The committee also demanded that Enron turn over documents dealing with its roe in causing the state’s power shortage last summer. If the contempt citation is approved, Enron could face fines of $1 million each day they refuse to turn over documents.

State Sen. Wes Chesboro (D-Arcata) said Enron displayed “contempt” in three ways: conspiring to drive up energy prices, hiding its imploding financial condition from investors such as the California Pension Fund and refusing to appear when a subpoena was issued by the legislature.

Chesboro said these Enron officials should go to jail. “Three strikes and you’re out,” he said.

“I seriously doubt that Enron will ever send us anything more than a picture postcard from the Cayman Islands,” said state Sen. Debra Bowen (D-Redondo Beach). Enron hid millions in profits in an estimated 900 dummy companies in the Cayman Islands and other secret offshore havens.

Earlier, Sen. Barbara Boxer (D-Calif.) said Enron’s hidden wealth should be confiscated and sent back to California to compensate for an estimated $8.9 billion in overcharges inposed on California ratepayers.

Meanwhile, Karen Nussbaum, head of the AFL-CIO Women’s Department, and the Rev. Jesse Jackson, president of Operation Push, joined angry Enron workers in a Houston press conference to demand that the bankrupt energy trading company pay full severance benefits in the company’s collapse. The Feb. 13 press conference, held in Houston’s Antioch Church took place the day after former Enron CEO Kenneth Lay refused to testify before a hearing of the Senate Commerce Committee.

Debra Johnson, once a senior administrative assistant in Enron’s Human Resources Division and a member of the Enron Employees Committee (EEC), also attended the press conference.

“I was aware that Mr. Lay would take the Fifth Amendment because he didn’t want to incriminate himself with inside information he had passed on,” Johnson told the World. “I was a bit angry at his opening statement. He said he was saddened, but he never said he was sorry.”

Johnson said Lay owes the employees of Enron an apology. “The executives paid themselves but they left us with nothing,” she said, adding that she is two months behind on her utility bills and has been forced to apply for food stamps to feed herself and two young grandchildren she is raising. Her son is enrolled at Hampton University in Virginia and may be forced to drop out.

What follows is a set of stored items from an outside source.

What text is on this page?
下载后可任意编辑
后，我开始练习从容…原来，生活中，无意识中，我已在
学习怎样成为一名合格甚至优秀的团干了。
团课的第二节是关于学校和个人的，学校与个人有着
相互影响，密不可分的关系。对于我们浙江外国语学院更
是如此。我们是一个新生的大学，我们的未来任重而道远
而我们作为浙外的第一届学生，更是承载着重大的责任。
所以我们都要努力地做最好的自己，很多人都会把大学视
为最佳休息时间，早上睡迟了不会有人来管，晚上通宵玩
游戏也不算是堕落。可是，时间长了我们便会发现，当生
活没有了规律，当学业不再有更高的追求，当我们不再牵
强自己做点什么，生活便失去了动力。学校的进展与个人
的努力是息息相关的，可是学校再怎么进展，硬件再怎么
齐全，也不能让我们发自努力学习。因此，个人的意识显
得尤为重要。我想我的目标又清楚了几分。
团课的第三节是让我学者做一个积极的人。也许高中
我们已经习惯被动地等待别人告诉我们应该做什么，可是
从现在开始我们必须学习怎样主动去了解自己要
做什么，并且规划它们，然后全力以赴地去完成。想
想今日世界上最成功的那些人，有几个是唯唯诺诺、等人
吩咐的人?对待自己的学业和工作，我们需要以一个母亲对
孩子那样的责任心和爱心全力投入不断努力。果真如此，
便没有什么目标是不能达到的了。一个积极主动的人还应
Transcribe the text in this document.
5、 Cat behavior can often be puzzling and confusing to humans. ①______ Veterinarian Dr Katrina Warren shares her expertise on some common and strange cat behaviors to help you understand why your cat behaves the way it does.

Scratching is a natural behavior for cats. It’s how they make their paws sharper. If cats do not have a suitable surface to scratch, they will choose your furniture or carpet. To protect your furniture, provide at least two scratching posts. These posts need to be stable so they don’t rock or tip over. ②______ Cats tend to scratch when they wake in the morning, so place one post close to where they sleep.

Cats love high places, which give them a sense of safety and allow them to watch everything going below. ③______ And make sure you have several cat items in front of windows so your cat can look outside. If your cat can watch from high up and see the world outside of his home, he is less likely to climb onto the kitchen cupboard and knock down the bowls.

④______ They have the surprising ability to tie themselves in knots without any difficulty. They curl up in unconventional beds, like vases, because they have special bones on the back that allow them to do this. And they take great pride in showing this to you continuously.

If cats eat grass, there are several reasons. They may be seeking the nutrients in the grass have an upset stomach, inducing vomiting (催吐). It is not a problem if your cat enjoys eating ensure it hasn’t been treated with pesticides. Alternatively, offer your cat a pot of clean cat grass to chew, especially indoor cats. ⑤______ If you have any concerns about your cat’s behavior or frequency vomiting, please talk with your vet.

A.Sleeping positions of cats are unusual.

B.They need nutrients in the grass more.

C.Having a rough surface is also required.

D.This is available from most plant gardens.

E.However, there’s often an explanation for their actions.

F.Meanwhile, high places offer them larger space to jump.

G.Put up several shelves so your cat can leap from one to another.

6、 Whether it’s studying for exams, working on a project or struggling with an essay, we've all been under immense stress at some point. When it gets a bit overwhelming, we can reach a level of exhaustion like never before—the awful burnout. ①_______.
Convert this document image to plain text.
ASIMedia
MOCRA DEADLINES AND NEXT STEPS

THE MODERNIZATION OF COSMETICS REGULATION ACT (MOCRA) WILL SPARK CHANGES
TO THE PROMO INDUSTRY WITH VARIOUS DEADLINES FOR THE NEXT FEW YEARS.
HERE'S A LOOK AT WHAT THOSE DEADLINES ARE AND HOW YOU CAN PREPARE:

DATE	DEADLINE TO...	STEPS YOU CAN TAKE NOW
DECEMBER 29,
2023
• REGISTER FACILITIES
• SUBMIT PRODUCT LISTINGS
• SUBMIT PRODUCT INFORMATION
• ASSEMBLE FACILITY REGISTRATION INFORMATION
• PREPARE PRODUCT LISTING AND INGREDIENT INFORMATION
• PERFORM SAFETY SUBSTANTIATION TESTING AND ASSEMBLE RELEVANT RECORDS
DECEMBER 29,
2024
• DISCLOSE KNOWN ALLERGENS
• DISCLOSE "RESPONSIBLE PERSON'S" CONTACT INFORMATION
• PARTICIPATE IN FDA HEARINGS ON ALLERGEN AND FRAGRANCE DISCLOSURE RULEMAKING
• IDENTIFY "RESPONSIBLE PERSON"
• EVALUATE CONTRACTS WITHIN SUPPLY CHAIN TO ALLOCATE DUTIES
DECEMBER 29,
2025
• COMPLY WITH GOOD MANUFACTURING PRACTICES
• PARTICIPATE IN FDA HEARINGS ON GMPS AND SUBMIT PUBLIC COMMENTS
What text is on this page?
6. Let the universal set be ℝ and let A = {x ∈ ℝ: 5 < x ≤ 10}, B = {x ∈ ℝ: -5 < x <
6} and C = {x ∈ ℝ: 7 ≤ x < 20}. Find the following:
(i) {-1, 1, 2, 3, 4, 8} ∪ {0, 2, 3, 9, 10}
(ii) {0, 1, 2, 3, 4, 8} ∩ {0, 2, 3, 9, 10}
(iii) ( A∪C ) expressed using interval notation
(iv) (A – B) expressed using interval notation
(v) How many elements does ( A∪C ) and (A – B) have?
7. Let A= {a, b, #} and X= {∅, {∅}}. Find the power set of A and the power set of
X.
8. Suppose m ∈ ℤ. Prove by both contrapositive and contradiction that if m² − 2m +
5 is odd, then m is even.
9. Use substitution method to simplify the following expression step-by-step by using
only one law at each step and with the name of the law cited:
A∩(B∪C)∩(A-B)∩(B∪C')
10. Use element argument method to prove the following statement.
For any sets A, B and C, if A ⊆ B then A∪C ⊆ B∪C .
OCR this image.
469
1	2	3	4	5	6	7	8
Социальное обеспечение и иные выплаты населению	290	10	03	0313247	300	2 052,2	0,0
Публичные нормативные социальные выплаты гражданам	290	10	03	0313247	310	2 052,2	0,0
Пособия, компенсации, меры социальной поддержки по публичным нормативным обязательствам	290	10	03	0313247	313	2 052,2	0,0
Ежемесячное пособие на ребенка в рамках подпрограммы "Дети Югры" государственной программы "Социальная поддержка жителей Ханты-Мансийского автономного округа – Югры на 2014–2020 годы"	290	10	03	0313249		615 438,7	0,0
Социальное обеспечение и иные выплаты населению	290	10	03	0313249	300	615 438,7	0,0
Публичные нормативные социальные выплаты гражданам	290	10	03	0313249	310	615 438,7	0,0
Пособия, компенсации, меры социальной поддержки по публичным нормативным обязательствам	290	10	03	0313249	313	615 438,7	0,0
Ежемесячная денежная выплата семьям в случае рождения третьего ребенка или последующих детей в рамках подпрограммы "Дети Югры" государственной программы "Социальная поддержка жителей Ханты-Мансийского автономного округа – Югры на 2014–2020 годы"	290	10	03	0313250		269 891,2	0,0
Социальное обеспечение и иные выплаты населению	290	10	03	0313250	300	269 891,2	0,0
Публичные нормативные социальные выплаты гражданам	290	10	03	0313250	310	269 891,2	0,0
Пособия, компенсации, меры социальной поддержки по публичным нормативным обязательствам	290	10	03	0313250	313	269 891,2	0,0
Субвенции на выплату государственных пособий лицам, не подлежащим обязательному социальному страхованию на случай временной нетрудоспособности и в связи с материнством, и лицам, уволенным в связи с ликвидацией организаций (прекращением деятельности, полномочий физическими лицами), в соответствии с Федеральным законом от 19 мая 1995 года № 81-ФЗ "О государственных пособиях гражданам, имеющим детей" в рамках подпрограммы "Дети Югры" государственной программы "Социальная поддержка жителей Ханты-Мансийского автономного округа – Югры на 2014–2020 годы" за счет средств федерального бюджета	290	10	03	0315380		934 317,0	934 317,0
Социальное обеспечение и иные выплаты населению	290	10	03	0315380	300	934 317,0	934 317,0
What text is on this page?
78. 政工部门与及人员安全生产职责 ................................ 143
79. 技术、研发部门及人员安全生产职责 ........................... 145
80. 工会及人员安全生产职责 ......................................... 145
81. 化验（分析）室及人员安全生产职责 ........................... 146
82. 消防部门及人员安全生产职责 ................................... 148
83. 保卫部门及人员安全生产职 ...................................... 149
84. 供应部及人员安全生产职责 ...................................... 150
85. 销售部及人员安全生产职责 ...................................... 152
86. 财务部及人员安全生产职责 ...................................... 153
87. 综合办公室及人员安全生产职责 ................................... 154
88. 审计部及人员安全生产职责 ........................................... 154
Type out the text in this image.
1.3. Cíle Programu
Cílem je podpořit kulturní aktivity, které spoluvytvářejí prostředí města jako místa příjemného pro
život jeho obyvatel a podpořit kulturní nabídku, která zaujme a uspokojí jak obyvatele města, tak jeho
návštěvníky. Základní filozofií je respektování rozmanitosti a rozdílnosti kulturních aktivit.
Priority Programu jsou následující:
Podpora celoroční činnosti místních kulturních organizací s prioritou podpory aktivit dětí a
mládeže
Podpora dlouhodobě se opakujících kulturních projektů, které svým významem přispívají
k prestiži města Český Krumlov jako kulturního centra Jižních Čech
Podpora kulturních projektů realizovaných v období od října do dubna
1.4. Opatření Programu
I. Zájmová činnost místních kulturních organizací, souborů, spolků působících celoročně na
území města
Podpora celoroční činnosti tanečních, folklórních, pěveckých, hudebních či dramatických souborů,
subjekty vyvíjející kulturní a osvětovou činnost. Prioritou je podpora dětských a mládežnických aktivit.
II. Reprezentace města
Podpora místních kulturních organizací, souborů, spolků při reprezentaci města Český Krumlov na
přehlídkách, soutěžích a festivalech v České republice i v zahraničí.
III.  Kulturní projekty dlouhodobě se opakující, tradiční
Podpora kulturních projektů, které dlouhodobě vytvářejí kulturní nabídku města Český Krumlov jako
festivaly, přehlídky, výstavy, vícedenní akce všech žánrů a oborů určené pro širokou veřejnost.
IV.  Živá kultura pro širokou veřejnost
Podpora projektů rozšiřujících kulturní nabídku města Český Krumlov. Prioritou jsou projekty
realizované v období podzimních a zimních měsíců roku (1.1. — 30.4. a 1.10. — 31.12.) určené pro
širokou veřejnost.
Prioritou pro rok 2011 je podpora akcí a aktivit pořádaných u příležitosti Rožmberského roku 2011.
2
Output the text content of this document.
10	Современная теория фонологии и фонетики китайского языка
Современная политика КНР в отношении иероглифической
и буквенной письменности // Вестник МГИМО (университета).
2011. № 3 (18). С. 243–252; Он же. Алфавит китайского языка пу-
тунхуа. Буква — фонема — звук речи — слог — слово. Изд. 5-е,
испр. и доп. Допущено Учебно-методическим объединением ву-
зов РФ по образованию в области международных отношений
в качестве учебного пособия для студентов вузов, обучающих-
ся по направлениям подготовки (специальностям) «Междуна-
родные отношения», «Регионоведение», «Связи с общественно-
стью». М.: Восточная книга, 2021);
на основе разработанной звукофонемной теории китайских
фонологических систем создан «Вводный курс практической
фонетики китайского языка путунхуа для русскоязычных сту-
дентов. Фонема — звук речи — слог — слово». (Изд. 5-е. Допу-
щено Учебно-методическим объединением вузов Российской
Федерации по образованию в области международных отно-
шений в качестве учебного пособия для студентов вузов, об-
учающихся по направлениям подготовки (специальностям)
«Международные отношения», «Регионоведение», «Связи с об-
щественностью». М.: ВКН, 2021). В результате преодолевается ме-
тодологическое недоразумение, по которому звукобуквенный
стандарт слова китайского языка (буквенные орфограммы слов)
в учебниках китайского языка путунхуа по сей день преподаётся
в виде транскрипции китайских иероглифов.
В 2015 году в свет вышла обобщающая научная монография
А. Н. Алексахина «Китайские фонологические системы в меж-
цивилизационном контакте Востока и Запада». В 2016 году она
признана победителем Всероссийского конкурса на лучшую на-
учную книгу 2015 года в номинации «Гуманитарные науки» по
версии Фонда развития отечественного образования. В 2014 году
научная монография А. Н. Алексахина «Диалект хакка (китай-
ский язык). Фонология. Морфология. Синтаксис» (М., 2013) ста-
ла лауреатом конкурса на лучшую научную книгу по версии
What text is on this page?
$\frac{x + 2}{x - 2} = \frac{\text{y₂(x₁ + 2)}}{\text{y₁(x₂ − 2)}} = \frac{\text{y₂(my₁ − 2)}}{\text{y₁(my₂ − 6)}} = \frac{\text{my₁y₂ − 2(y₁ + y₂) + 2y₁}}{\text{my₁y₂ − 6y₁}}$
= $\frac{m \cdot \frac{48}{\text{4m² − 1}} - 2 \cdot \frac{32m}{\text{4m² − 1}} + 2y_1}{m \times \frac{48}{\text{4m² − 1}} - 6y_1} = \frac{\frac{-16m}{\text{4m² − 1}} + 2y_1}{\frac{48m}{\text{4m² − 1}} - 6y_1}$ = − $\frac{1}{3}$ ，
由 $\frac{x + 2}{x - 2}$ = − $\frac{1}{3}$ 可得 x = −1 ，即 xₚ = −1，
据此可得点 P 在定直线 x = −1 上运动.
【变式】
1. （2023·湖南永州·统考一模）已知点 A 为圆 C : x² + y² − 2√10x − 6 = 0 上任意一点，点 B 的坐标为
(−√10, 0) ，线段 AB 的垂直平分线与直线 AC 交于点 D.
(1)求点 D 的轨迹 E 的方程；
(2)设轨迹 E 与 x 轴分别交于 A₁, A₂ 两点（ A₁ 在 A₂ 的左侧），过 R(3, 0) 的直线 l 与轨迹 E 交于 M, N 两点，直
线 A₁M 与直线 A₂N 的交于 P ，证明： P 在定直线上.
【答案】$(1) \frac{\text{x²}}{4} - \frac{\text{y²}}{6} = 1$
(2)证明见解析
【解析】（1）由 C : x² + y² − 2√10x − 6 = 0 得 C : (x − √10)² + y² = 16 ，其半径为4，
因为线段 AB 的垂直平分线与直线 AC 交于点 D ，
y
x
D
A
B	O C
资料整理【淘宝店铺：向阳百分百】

“I never thought I would be forced to wait in a welfare line for food stamps. But I am,” she said. “I don’t have health insurance. If I get sick, I’ll have to wait in the welfare healthcare line. They may leave you to die since you don’t have health insurance.”

Johnson expressed anger that President George W. Bush and Vice President Dick Cheney have invoked “executive privilege,” concealing their collaboration with Lay and other oil and gas executives in Cheney’s Energy Policy Task Force. “Bush and Cheney are all tied in with this energy business together,” she said. “One won’t tell on the other. If Lay didn’t have something to hide, he would testify.”

The EEC, she said, is “working for reform, to insure that it doesn’t happen again, that other workers don’t have to go through what we have been through.”